L’istruzione, soprattutto quella femminile, è sempre stata una priorità del tuo pensiero politico. Hai più volte affermato che “una donna che riceve un’istruzione salva dieci generazioni”. Puoi approfondire questo passaggio?
Credo che se si educa una donna, non si educa solo una persona, ma anche una madre, una sorella, una figlia, una moglie, un’amica, una compagna, una collega e tante altre figure ancora in una sola persona. Perciò, credo che per il bene della comunità, per la pace e per lo sviluppo, sia importante che le donne siano istruite in modo che possano trasmettere le loro conoscenze alle dieci generazioni successive, svolgendo ruoli e ricoprendo personalità diverse nella vita dei loro cari, e questo avrà sicuramente un effetto sul bene della comunità e in generale del Paese.

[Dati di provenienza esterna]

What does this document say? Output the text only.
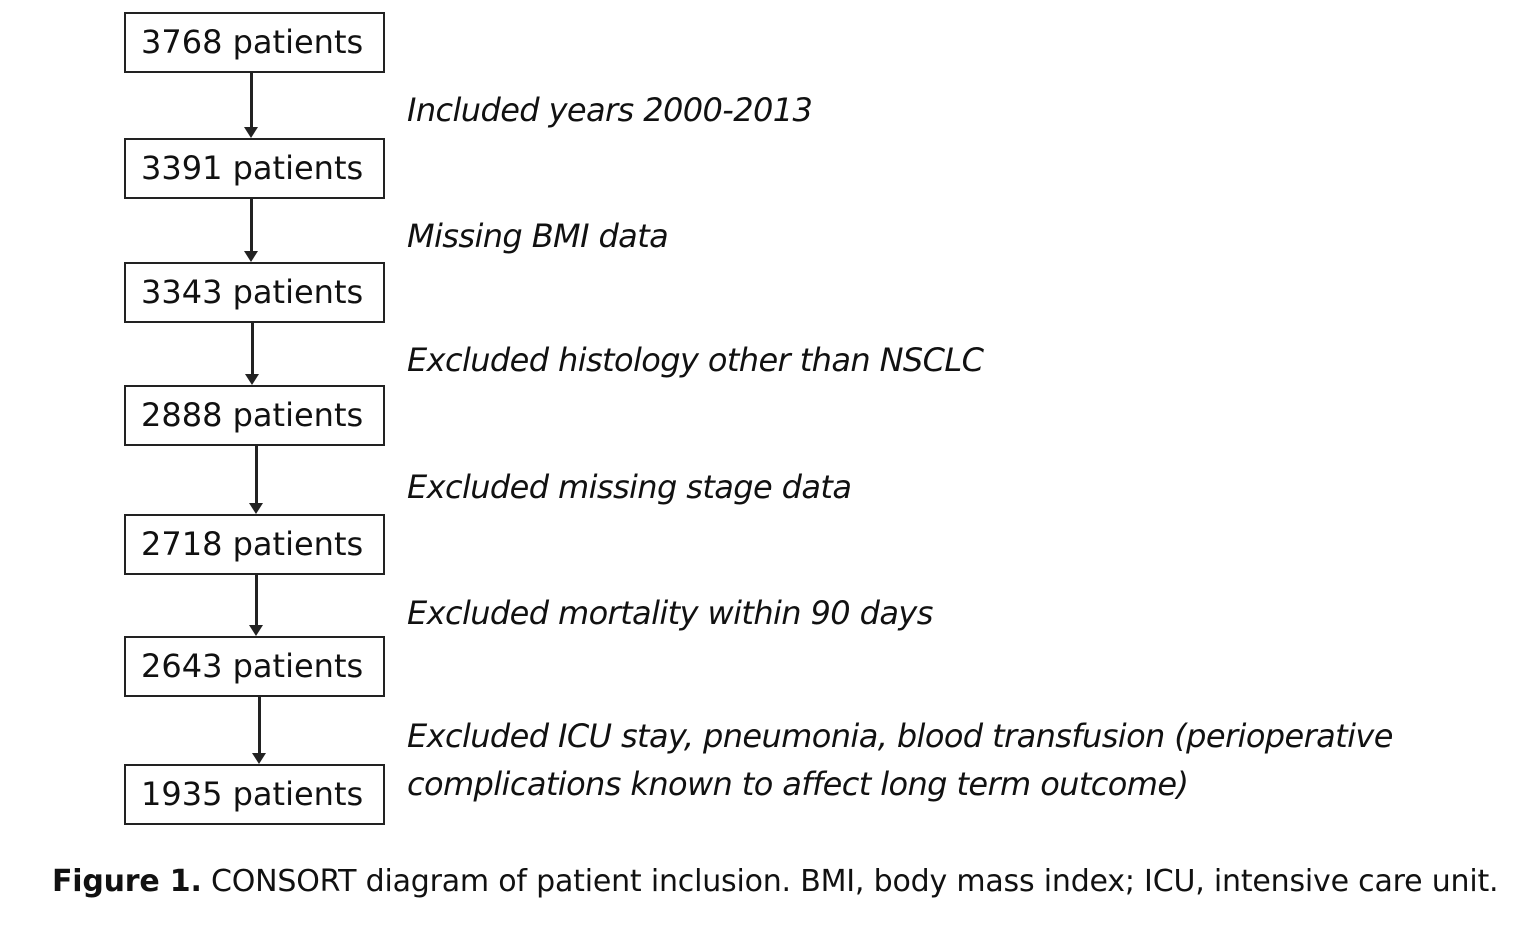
3768 patients
3391 patients
3343 patients
2888 patients
2718 patients
2643 patients
1935 patients
Included years 2000-2013
Missing BMI data
Excluded histology other than NSCLC
Excluded missing stage data
Excluded mortality within 90 days
Excluded ICU stay, pneumonia, blood transfusion (perioperative
complications known to affect long term outcome)
Figure 1. CONSORT diagram of patient inclusion. BMI, body mass index; ICU, intensive care unit.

Nell’agosto 2021, le truppe americane si sono definitivamente ritirate dall’Afghanistan, lasciando il Paese nelle mani dei Talebani. Anche tu sei stata costretta a fuggire e ora vivi in esilio, come rifugiata politica in Germania. Cosa ha significato per te essere costretta a lasciare il Paese per cui ha combattuto con tanto coraggio e come continui la tua battaglia in esilio?
Ho lasciato il mio Paese per la mia famiglia, perché dopo la morte di mio padre ero responsabile per loro e non avevo altra scelta. Ma non appena li ho portati in un rifugio sicuro, ho ricominciato il mio lavoro dal primo giorno della mia vita in esilio. Ho la mia Ong che lavora attivamente in Afghanistan per le donne. Ho scritto il mio libro per raccontare la storia del mio Paese e della lotta delle donne. Ho il mio documentario su Netflix (In Her Hands) e ora sto lavorando a un altro libro incentrato su storie reali di donne afghane. Partecipare a eventi, tene- re conferenze, rappresentare le donne afghane in diverse piattaforme, questi e molti altri sono i fronti su cui sono impegnata ora. Con tutti questi impegni, sono tornata a casa nel febbraio 2022 e ora sto aspettando la fine dei miei impegni già programmati per tornare di nuovo a servire il mio popolo, perché credo che il cambiamento debba venire dall’interno del Paese.
Con il ritorno dei Talebani, lo status delle donne in Afghanistan ha fatto un balzo indietro di venti anni: alle donne sono vietati gli studi superiori e le cariche pubbliche. Sono state bandite dallo sport e scoraggiate dall’uscire di casa senza un parente maschio, oltre ad altri tipi di privazioni. Cosa si può fare per combattere questa terribile situazione e cosa vedi nel futuro del Paese?
Prima di tutto il mondo deve smettere di giocare con l’Afghanistan e il suo popolo come un progetto! L’Afghanistan è un Paese che ha un ruolo fondamentale per la sicurezza, la pace e lo sviluppo mondiali, in quanto cuore dell’Asia, quindi il mondo deve capirlo e smetterla di usare due pesi e due misure nei confronti del mio Paese. Qualunque cosa stiamo attraversando, sicuramente gli afghani hanno avuto un ruolo in tutto questo, ma la maggior parte dei problemi che affliggono le nostre vite, le vite delle donne e dei cittadini, sono stati causati dalle politiche sbagliate, dagli accordi folli e dalle dichiarazioni illogiche dei politici mondiali e dei Paesi coinvolti in Afghanistan. Pertanto, il mondo non deve continuare a giocare: se l’omicidio di una donna in Iran può far sì che tutti si uniscano per sostenere questa battaglia, perché l’omicidio, le torture, i rapimenti e l’imprigionamento di tante donne in Afghanistan non possono scuotere il mondo? Perché la lotta per la libertà di scelta è più importante e viene sostenuta più della lotta per l’istruzione, il pane e la libertà degli esseri umani? Se il mondo è in grado di mantenere la giustizia e di iniziare a sostenere le donne afghane contro un regime estremista, credo che il cambiamento avverrà e lo vedo così chiaramente.